While she has already assumed the mantle, she is telecommuting until December 3, when she will be in the office.
The top post at the statewide LGBT equality organization was vacated in June when Ed Mullen resigned after a Pride Day incident. From its founding in 2005, the group was helmed for four years by Lynne Bowman, then by Sue Doerfer, then Mullen.
Holford’s appointment was announced by the Equality Ohio boards on November 13, after a national search.
The new director comes with a long resumé. She started her professional life over 20 years ago as a trial attorney in Columbus before heading to Virginia Tech in the 1990s. There, she taught, directed the Office of Equal Opportunity and Affirmative Action and was also in charge of two campuses.
“For the last ten years, I’ve been doing organizational development consulting, mostly international, but also in the United States,” she said. “I’ve lived in Ohio before, and I’m excited to be returning.”
Holford believes she brings a lot to the table as the new executive director. While she did not mention it, she has a sparkling personality that is likely to endear her to the LGBT community and its allies, although she picked out specific qualities that she thinks will help with the job at hand.
“I have the ability to put together a strategy and a vision and, at the same time, I’m very detail-oriented.
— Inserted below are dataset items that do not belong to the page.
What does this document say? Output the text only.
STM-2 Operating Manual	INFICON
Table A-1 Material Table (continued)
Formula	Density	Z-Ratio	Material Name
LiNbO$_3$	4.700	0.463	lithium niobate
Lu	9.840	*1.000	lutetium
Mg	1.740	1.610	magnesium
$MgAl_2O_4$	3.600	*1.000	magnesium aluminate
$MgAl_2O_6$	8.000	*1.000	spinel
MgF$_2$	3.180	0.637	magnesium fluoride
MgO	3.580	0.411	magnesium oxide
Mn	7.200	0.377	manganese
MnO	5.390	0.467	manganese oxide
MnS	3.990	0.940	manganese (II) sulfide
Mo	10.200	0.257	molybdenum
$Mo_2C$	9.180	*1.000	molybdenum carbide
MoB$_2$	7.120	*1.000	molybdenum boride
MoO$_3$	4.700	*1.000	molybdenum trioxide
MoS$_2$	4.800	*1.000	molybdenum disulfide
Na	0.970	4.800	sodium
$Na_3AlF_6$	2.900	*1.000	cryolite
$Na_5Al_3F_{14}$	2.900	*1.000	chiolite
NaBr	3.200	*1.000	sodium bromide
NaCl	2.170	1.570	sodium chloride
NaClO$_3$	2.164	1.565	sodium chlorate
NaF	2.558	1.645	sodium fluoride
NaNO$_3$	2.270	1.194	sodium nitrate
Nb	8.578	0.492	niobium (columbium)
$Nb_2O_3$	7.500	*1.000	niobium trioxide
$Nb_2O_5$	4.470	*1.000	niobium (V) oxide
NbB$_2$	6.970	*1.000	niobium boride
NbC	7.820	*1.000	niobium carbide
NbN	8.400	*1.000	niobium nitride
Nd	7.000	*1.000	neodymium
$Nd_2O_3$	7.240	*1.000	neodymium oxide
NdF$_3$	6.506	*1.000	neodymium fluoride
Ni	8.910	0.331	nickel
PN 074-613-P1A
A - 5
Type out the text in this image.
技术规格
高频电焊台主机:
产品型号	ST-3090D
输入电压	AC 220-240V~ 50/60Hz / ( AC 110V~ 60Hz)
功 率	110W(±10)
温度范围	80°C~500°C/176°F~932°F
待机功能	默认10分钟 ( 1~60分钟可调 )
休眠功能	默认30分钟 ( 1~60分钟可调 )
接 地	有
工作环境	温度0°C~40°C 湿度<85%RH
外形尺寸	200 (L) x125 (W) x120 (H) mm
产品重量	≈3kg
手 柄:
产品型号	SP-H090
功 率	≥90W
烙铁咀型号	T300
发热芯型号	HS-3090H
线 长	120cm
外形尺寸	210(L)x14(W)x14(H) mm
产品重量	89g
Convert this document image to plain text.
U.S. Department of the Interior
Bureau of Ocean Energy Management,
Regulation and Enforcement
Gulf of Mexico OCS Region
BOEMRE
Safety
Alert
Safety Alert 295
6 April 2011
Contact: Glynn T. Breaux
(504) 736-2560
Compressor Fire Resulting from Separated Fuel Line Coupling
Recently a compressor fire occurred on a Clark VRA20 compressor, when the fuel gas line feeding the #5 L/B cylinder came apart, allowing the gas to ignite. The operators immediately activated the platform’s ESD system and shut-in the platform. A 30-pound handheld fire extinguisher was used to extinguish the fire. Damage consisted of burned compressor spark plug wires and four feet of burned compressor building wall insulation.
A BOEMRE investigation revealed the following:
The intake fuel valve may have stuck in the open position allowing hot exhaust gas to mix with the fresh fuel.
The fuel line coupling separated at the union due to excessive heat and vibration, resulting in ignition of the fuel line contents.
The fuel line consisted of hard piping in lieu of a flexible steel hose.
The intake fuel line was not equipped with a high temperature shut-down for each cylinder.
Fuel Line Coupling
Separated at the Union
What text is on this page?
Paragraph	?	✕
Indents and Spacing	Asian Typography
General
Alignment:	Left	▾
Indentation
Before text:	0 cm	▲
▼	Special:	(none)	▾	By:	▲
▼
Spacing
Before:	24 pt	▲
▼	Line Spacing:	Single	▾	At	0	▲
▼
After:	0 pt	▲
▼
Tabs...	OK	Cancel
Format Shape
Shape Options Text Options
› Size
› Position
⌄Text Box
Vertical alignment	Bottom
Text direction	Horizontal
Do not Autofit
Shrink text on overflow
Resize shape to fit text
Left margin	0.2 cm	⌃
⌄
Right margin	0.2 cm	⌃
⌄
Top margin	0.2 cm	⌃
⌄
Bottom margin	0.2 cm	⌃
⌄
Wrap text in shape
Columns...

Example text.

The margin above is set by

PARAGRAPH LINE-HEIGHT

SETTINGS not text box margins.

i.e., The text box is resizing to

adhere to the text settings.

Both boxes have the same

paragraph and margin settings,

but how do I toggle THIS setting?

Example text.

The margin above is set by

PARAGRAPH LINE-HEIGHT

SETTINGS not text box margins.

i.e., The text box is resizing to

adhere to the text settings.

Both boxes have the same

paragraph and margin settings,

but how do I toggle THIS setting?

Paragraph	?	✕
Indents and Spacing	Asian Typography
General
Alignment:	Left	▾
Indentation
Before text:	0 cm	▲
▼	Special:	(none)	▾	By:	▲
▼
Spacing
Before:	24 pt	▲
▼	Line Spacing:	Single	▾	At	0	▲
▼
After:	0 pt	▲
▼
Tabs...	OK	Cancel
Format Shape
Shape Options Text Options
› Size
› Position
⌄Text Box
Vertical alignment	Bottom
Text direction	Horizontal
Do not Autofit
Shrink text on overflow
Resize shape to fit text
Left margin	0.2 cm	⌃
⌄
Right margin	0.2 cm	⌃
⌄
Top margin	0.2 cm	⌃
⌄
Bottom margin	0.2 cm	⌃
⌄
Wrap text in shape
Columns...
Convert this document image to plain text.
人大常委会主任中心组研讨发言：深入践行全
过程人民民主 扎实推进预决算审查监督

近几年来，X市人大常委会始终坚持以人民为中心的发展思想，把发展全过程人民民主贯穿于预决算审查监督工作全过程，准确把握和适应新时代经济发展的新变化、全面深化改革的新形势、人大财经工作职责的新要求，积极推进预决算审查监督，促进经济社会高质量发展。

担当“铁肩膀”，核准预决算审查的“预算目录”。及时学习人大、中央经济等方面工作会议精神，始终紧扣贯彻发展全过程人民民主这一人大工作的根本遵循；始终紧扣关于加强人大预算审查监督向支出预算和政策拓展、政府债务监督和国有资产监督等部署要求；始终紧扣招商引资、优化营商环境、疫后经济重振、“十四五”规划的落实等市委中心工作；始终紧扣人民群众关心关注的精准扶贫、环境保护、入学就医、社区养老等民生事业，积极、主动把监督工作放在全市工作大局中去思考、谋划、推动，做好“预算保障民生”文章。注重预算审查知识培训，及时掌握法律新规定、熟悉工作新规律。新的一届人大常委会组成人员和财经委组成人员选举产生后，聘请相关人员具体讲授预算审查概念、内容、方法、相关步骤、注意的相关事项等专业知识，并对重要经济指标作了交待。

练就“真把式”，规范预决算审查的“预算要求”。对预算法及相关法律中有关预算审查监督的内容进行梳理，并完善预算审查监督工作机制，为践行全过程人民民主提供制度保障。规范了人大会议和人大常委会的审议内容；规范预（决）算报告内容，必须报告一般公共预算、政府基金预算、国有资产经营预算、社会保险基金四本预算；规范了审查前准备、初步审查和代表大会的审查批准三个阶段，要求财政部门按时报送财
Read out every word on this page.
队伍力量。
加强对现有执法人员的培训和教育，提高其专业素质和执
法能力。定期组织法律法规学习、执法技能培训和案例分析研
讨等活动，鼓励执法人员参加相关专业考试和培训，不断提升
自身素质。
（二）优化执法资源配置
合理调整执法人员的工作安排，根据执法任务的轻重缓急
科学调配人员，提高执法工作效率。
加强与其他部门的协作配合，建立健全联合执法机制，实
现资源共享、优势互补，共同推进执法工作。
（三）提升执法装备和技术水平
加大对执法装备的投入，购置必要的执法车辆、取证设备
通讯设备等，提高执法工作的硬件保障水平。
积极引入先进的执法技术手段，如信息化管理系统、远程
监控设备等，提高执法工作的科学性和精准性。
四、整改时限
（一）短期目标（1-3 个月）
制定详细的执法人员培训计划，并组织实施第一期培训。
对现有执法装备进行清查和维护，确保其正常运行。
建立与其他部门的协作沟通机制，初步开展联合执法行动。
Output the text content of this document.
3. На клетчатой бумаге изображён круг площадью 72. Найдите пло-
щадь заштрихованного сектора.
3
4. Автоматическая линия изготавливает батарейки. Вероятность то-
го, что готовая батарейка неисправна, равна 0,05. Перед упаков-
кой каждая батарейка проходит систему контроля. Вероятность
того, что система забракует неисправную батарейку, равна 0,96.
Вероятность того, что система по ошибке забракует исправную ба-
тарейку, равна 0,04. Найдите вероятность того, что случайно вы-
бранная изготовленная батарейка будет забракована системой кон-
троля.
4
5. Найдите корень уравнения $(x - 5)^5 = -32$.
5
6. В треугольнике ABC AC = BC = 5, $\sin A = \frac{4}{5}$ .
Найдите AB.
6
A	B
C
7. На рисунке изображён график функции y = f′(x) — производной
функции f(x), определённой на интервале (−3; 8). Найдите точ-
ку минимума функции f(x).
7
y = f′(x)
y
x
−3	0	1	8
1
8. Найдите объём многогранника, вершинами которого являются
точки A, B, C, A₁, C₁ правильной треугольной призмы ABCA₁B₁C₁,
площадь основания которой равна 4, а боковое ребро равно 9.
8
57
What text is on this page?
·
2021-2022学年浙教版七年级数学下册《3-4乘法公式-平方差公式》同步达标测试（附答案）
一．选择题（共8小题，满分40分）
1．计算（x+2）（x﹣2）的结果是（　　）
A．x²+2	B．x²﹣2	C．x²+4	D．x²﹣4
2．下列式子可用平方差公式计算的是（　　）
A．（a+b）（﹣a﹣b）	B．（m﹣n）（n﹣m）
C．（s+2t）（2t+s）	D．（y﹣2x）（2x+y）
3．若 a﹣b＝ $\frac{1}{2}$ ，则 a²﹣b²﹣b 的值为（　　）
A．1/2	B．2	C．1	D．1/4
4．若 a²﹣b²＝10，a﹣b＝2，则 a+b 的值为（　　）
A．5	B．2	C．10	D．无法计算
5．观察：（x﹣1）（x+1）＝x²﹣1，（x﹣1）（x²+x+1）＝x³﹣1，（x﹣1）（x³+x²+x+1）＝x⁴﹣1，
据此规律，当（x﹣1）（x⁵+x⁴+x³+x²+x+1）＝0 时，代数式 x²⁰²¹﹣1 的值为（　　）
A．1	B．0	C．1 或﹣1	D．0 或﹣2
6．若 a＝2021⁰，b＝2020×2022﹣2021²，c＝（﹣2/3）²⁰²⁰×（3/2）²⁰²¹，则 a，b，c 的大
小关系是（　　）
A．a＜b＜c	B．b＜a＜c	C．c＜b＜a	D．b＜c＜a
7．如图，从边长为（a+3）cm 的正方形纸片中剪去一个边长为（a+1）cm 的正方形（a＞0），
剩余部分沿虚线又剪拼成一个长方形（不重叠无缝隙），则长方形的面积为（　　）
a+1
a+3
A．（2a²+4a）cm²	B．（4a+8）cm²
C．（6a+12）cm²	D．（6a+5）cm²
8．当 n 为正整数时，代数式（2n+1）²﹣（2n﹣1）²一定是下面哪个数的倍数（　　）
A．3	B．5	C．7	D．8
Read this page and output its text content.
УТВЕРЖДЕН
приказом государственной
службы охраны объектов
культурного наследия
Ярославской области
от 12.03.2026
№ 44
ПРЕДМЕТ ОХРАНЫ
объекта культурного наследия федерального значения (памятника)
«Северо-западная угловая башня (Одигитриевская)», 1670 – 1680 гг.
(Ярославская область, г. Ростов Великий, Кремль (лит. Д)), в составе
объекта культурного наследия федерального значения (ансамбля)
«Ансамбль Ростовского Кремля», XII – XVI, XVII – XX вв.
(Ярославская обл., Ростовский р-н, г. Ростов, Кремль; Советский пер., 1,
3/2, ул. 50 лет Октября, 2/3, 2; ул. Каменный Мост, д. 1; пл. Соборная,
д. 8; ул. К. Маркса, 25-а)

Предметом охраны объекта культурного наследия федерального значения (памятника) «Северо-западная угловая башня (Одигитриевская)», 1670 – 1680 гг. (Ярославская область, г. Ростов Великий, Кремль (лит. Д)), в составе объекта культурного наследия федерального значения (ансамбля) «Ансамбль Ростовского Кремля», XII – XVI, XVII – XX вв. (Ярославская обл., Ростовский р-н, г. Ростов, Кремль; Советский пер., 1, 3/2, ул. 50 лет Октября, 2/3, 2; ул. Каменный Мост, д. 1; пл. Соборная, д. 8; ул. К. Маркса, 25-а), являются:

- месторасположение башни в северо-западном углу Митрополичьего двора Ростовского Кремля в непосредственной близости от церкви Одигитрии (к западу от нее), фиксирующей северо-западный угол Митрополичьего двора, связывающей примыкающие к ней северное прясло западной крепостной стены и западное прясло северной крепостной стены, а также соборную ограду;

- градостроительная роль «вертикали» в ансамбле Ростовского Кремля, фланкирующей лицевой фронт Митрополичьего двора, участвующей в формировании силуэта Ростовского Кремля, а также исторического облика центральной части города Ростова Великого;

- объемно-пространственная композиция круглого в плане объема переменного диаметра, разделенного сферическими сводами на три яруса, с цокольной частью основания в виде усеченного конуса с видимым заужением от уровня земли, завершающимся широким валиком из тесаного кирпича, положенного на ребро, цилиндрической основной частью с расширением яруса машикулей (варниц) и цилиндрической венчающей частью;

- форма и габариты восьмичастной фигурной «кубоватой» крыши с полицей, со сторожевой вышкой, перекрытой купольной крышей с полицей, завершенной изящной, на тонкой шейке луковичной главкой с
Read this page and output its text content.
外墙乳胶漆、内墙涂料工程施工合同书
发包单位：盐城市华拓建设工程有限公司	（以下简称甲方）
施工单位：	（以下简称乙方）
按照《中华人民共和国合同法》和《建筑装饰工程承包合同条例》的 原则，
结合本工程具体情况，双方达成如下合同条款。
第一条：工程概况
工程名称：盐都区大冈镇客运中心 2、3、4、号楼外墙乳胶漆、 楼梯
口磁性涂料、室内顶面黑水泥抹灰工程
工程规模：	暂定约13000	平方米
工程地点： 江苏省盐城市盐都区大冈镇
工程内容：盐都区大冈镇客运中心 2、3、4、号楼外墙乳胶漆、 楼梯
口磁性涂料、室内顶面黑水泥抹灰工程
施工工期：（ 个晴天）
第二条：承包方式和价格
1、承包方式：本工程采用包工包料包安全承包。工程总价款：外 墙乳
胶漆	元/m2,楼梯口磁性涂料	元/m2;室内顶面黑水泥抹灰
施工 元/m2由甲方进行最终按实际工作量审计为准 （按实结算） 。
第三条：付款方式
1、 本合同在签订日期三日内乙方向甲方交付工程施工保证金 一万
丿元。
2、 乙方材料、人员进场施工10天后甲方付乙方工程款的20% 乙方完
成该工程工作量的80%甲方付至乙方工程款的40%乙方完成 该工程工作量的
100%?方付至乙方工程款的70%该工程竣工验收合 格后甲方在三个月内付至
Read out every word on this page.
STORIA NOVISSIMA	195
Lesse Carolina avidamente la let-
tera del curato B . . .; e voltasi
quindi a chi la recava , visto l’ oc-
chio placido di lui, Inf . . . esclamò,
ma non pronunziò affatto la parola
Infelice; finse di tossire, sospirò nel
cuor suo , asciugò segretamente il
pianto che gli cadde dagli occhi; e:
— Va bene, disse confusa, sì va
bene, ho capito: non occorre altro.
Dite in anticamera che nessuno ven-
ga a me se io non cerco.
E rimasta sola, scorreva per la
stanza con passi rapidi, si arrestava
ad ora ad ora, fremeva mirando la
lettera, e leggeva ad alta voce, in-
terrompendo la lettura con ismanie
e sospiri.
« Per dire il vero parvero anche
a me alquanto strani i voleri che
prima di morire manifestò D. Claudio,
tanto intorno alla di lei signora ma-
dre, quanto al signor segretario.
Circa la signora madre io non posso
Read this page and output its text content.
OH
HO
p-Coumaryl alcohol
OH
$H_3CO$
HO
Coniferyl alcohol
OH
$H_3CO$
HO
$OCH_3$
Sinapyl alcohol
I drill down into things and make sure they’re being done well, in the best way possible,” she said.
Holford also explained why she wanted to come back to Ohio to head the organization.
“I’m really impressed with organizations that stay true to how they started, and I believe that Equality Ohio started as a bipartisan effort. A bipartisan, ally-based effort. There is a real feeling across the state of working together and moving forward together,” she said.
Holford came to her interview prepared, having researched the issues facing LGBT Ohioans. That engendered her first priority when she gets into the group’s Columbus office on Monday morning.
“To be really honest, it’s assessing the best ways that we can move forward together. That is the top priority. Certainly within the organization, but also assessing our allies and our relationship with our allies, in everything we do we take steps forward in a collaborative and coordinated way, across the state, across parties, across organizations,” she said. “It’s not a step forward if you don’t take it together, and we will find a way to do that.”
After her work as an attorney in Ohio, she started as an assistant, then an associate, professor at Virginia Tech. The school started as an all-male college, and did not allow women in until the 1960s.
“When the president asked me to step into the [equal opportunity] role, a lot of people had lost faith in the office in general, and it was a time when equal opportunity and affirmative action were on the firing line,” she recalled. “The then-governor of Virginia was encouraging university chairs to take sexual orientation out of EEOO policies.”
Virginia Tech resisted those efforts, however, and Holford continued educating the educators in how to enact and enforce policies that protected everyone.
She concluded by noting, “I am very ready to do this work. It feels like the right time for me personally, and professionally, it very much feels like the right thing.”